一种用于使锂‑硫电池单元循环充/放电的方法,所述方法包括:使锂‑硫电池单元进行放电,当所述电池单元的电压达到阈值放电电压时停止放电,该阈值放电电压在1.5V‑2.1V的范围内,给锂‑硫电池单元进行充电,以及当所述电池单元的电压达到阈值充电电压时停止充电,该阈值充电电压在2.3V‑2.4V的范围内,其中,在阈值充电电压处锂‑硫电池单元没有被完全充电,以及其中,在阈值放电电压处锂‑硫电池单元没有被完全放电。

Description

一种对锂-硫电池单元循环充/放电的方法
技术领域
本发明涉及一种对锂-硫电池循环充/放电的方法。本发明还涉及一种用于对锂-硫电池循环充/放电的电池管理系统。
背景技术
锂-硫电池单元通常包括由锂金属或者锂金属合金形成的阳极(负电极)以及由元素硫或者其它电活性硫材料形成的阴极(正电极)。硫或者其它电活性含硫材料可以与诸如碳之类的导电材料混合以提高硫或者其它电活性含硫材料的导电性。通常,将碳和硫研磨并且然后与溶剂和粘合剂混合以形成浆液。将该浆液涂抹到集电器(current collector)并使其干燥以除去溶剂。将得到的结构进行压延以形成复合结构,该复合结构被切割成期望的形状以形成阴极。在阴极上放置隔膜,并且在该隔膜上放置锂阳极。然后将电解质导入到组装的电池单元中以浸湿阴极和隔膜。
锂-硫电池单元是二次电池单元。当锂-硫电池单元放电时,阴极中的硫会在两个阶段中被还原。在第一阶段中,硫(例如元素硫)被还原成多硫化物物质Sn 2-(n≥2)。这些物质通常在电解质中是可溶的。在放电的第二阶段中,多硫化物物质被还原成硫化锂Li2S,该Li2S通常沉积在阳极的表面上。
当给电池单元充电时,该二阶段机制反向发生:硫化锂被氧化成多硫化锂,其后多硫化锂被氧化成锂和硫。在锂-硫电池单元的放电和充电曲线图中都能看到该二阶段机制。因此,当给锂-硫电池单元充电时,随着电池单元在充电的第一阶段与第二阶段之间转变,锂-硫电池单元的电压通常经过一拐点
可以通过将外部电流施加到电池单元来给锂-硫电池单元充电(再次充电)。通常,电池单元被充电至固定的截止电压,例如2.45-2.8。然而,随着长时间的重复循环,电池单元的容量会衰减。实际上,在一定数量的周期之后,由于电池单元的内阻增加,可能无法再将电池单元充电至固定的截止电压。通过反复地将电池单元充电至选定的截止电压,最终电池单元会被反复地过充电。因为不期望的化学反应可能导致对例如电池单元的电极和/或电解质的损害,因此反复地过充电会对电池单元的寿命具有不利的影响。

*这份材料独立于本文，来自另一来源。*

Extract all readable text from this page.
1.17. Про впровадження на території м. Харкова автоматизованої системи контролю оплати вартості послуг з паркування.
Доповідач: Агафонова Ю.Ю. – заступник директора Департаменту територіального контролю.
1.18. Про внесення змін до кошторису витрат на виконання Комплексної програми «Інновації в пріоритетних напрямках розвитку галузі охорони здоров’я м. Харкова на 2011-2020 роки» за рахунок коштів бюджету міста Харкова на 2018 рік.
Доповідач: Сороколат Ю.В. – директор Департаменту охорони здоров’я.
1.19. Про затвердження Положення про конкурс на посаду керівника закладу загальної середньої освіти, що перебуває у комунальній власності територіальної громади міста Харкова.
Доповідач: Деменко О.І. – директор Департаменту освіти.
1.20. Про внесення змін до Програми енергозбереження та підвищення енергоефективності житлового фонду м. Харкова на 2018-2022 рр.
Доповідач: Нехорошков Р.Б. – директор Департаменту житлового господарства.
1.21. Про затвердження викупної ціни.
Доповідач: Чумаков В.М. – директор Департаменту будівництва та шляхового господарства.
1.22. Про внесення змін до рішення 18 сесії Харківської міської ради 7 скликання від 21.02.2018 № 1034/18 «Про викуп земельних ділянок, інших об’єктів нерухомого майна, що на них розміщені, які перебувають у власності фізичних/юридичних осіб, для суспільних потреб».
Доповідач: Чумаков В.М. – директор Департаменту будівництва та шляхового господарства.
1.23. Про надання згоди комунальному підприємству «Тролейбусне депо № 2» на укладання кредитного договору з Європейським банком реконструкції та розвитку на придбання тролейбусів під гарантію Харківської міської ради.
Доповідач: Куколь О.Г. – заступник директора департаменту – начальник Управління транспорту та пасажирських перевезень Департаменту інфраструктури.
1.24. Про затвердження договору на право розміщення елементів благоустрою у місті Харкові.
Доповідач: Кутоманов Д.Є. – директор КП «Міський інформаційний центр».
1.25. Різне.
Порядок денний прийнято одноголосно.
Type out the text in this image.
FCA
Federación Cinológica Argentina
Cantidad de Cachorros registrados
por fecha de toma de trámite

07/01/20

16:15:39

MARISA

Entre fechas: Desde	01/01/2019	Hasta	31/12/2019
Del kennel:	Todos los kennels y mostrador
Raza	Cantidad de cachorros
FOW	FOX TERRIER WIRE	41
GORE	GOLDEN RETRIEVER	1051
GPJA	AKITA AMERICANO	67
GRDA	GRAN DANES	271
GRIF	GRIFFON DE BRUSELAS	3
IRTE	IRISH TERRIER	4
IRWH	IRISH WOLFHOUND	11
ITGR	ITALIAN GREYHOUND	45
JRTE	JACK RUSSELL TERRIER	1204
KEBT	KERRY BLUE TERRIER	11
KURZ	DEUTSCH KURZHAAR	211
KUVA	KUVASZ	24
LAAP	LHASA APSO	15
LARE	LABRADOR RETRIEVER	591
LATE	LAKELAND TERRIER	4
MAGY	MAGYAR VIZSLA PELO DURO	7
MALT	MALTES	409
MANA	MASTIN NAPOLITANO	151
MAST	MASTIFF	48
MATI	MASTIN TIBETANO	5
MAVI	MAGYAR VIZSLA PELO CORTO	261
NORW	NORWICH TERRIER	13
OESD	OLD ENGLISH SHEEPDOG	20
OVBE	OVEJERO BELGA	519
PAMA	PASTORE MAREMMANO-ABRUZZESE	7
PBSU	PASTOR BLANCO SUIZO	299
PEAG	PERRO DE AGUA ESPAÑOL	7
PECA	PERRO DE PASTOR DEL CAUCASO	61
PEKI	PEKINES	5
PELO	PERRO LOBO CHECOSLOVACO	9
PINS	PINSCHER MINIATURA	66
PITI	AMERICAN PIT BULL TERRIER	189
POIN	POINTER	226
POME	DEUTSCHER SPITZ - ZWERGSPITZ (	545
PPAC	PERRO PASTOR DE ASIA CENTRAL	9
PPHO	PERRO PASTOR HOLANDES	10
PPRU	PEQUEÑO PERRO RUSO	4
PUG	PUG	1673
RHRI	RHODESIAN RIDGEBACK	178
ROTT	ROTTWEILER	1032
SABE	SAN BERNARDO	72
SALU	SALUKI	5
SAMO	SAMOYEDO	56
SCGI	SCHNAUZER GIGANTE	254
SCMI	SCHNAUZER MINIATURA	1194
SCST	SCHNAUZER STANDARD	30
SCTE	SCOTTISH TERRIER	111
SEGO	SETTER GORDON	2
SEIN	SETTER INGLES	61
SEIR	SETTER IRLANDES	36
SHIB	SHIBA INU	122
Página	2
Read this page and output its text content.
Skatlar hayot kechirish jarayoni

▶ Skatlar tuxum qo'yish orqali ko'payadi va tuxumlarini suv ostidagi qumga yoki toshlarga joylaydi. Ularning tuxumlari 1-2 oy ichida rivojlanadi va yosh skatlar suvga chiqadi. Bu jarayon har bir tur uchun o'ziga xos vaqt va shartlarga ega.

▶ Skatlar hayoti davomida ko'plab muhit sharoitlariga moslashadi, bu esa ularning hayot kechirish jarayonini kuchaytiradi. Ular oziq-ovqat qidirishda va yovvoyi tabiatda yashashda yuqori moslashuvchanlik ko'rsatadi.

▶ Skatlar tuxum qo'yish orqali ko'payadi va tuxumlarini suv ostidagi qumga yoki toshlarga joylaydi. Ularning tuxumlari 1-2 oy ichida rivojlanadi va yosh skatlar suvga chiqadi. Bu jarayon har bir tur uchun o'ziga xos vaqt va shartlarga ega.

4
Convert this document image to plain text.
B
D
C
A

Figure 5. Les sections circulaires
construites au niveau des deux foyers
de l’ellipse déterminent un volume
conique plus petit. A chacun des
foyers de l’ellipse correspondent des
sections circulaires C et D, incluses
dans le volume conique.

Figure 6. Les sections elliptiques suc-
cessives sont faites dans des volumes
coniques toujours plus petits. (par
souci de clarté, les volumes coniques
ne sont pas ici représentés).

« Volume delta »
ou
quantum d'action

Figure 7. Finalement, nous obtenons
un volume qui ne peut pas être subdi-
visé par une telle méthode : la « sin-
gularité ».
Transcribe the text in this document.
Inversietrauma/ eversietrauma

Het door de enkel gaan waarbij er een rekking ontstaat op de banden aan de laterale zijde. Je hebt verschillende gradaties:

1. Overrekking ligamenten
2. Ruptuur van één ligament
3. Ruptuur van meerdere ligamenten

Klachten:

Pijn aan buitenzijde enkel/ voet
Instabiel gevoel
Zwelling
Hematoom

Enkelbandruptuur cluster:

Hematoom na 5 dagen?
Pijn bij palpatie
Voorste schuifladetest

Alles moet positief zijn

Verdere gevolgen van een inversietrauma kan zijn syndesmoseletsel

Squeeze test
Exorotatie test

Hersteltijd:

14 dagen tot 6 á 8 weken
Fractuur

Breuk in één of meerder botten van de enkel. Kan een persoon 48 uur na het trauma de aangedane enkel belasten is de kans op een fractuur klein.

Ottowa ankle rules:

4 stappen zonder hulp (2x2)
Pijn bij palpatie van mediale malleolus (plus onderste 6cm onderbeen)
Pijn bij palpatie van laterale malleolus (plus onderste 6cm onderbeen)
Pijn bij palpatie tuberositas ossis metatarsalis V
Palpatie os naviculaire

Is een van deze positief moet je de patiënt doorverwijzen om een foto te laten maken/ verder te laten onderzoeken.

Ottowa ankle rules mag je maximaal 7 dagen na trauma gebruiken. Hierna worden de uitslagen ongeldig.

鉴于以上原因,期望避免给锂-硫电池单元过充电。WO 2007/111988描述了用于确定锂硫电池单元何时充满电的过程。具体地,该参考文献描述了将诸如硝酸锂之类的N-O添加剂添加到电池单元的电解质中。根据该参考文献第16页第29到31行处的段落,添加剂在完全充电时有效地提供了电压的急剧上升的充电曲线。因此,如果在充电期间对电池单元电压进行监测,则一旦观察到电压的这种快速上升就可以停止充电。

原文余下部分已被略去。